Laurie opened the long, wide door of the AMX and whistled for Kumquat. After settling the dog in the back, she gracefully slid her long, thin legs under the dash. I jumped in through the passenger, side window, then hit the “roll-up the window” switch to enjoy the AC.
We pulled out of the court as usual, turning left down Burdette Road toward the stop sign at River Road. After pausing we took a left on River. We passed Primary Day School and began heading up the hill when Laurie spotted them.
“Tanya, look! There they are in the church parking lot”, she said. “Let’s go pay them a visit. Get my camera. It’s in the back. I’ll pull up along the side of their car. You jump out and snap some photos.”
“Sure,” I said. I squeezed between the bucket seats and fumbled around for the camera. The camera was bulky and heavy especially for a single hand. I clamored back in my seat and looked it over. It was a Nikon. Not one of those instamatics; it had a hand focus lens and something called an F-stop. It was complicated for an inexperienced 12-year-old. But what the heck; I figured out where the button was that took the pictures. It couldn’t be that difficult – just click, shoot, and push that black lever forward to advance the film.
Typical of Laurie, she took the bold approach. No sneaking around. She screeched into the parking lot and skidded to a stop next to the agents’ “unmarked” car. I leaped out of the AMX armed with the Nikon and began firing away; trigger finger and advance the film finger working with the efficiency of an Uzi.
My thoughts spun quickly. “Just like in the movies,” I mused to myself about the CIA agents. “Overcoats. Sunglasses. I suspect they even have polished black shoes.” They were even reading the paper, which they flung in the window to protect their identity.
“Get in now!” Laurie yelled. I turned to see a second four-door Ford flying into the driveway toward us. They were going to pin us in! Laurie burnt rubber. She peeled out over the lawn and before we hopped the curb, we were doing 60. The second CIA car was right on our tail. I was confident we could out-run them. After all, we were in the AMX; they were in a loser Ford. Plus, Laurie was a pro; she’d been driving for two years.
“Hold on!” Laurie shrieked. Although I didn’t have a driver’s license, nor was a physicist, I knew a car couldn’t make a 90 degree turn at our speed. Hanging on wide-eyed, unable to blink, we squealed around the turn. We made it! After I peeled my face off my window, I looked back. “They’re still on our tail,” I said surprised. Laurie punched the gas pedal. She screeched and swerved through Bannockburn neighborhood trying to shake them. But they were still breathing down our tailpipe.
Laurie decided on a new tactic, we’d outrace them on wide open asphalt down River Road. We hit River airborne, but the super snoops kept fender to fender. “Maybe they have one of those supped-up Fords, a cleverly disguised 007 car,” I thought.
“Grab my camera and get in the back,” Laurie said. The first agents had been intimidated by the camera, why not them.
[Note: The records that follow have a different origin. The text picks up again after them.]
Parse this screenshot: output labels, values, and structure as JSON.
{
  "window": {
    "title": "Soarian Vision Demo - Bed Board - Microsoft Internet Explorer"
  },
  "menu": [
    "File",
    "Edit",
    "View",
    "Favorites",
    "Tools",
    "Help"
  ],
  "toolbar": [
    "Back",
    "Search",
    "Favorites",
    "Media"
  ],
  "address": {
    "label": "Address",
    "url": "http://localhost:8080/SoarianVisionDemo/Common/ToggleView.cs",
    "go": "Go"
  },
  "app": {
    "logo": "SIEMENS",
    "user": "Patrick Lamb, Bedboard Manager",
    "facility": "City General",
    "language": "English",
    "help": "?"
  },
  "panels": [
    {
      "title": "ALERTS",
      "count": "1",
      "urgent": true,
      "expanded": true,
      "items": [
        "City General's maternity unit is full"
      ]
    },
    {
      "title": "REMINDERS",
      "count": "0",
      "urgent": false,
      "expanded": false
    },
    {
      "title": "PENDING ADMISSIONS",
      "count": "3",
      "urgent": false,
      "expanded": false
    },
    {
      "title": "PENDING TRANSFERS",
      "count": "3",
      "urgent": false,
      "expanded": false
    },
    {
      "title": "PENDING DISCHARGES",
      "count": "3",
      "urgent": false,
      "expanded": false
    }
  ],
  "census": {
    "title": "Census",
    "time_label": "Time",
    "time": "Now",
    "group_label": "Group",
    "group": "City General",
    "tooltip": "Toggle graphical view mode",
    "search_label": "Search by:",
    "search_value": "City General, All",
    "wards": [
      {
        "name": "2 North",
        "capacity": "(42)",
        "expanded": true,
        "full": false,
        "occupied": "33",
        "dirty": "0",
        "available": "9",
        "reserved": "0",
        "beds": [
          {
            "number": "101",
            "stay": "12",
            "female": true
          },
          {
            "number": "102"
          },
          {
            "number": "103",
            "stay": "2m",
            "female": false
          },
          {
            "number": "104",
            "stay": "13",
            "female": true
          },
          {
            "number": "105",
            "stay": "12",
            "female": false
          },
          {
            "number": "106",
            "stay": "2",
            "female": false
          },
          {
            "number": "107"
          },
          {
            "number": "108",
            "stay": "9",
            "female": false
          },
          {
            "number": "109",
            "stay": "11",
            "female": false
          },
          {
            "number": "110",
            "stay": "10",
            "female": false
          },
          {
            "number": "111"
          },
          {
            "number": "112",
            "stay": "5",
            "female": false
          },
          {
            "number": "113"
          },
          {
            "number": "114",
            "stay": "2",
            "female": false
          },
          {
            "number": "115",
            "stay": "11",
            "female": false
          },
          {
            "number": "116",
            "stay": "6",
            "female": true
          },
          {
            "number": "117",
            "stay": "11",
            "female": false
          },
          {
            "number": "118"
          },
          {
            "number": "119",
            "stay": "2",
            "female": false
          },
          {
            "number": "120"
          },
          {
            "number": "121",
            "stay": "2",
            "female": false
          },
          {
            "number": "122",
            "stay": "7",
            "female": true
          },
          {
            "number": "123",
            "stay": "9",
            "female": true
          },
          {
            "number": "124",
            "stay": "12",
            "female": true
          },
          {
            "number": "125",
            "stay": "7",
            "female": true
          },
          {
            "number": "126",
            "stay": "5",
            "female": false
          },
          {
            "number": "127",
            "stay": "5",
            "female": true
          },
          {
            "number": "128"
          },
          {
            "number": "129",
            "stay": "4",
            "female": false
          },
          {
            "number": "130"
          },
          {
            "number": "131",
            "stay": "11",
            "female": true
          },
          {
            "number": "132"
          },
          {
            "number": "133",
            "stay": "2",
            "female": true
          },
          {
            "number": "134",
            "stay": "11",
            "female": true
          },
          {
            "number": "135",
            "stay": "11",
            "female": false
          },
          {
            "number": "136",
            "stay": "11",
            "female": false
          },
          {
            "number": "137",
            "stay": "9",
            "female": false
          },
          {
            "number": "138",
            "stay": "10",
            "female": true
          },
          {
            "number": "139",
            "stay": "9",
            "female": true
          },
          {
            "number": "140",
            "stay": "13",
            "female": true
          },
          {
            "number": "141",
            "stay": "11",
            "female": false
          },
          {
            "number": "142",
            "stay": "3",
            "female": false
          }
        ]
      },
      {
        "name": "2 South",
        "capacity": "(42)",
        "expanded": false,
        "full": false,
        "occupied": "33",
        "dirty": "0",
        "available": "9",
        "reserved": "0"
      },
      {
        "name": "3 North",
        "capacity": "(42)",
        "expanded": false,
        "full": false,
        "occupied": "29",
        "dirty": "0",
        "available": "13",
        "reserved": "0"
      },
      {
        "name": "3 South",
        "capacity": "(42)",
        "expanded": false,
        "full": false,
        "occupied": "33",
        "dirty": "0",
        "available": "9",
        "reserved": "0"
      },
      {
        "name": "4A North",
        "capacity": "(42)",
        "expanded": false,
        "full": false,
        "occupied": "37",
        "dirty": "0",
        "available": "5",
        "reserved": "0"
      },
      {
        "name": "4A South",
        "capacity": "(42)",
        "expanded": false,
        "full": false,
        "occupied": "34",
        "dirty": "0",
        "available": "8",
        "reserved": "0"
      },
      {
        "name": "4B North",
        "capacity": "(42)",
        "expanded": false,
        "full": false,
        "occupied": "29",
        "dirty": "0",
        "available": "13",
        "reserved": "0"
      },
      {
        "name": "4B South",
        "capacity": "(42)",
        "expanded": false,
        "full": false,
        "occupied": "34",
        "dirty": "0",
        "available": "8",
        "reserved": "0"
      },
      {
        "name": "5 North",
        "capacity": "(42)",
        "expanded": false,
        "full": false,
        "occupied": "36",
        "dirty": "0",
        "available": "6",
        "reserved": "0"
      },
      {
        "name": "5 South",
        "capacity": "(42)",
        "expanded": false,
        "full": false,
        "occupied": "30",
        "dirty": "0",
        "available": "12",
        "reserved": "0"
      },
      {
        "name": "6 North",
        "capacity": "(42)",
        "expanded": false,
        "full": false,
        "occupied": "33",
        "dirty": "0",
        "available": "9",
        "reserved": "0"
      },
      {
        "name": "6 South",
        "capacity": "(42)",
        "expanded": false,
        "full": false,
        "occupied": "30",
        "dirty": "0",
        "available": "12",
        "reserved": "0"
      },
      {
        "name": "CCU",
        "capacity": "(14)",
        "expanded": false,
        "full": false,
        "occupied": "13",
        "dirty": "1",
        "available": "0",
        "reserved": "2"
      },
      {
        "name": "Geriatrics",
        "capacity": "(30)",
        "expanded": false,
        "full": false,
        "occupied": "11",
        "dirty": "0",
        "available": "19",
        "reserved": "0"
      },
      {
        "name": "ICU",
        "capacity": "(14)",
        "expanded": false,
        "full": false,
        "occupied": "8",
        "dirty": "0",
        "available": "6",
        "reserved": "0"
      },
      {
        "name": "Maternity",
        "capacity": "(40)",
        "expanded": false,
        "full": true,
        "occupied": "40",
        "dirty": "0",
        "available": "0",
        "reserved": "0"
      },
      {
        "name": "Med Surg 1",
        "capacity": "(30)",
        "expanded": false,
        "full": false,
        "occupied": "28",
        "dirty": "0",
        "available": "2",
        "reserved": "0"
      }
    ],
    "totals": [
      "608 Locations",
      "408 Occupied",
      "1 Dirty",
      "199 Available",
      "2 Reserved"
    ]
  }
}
I scrambled in the rear with the Nikon in tow and tried to nudge the shaking Kumquat to the side. Since her claws were embedded in the black carpet. I slid to the side of her and started clicking away at the unsuspecting agents. They quickly veered right and sped off down Goldsboro Road.
I climbed back in the front seat feeling triumphant. “These pictures were going to be great,” I thought.
Laurie and I grinned.
“Did you remember to take the lens cap off?” she asked.
“What lens cap?” I replied.
Every family has stories unique to their lives. Within these family stories are the perspectives of those who participated. Perhaps your mind is drawn to such a memory. I invite you to take a moment to capture at least one these stories to pass on to future generations. Also, I would like to thank you for experiencing part of our family’s narrative.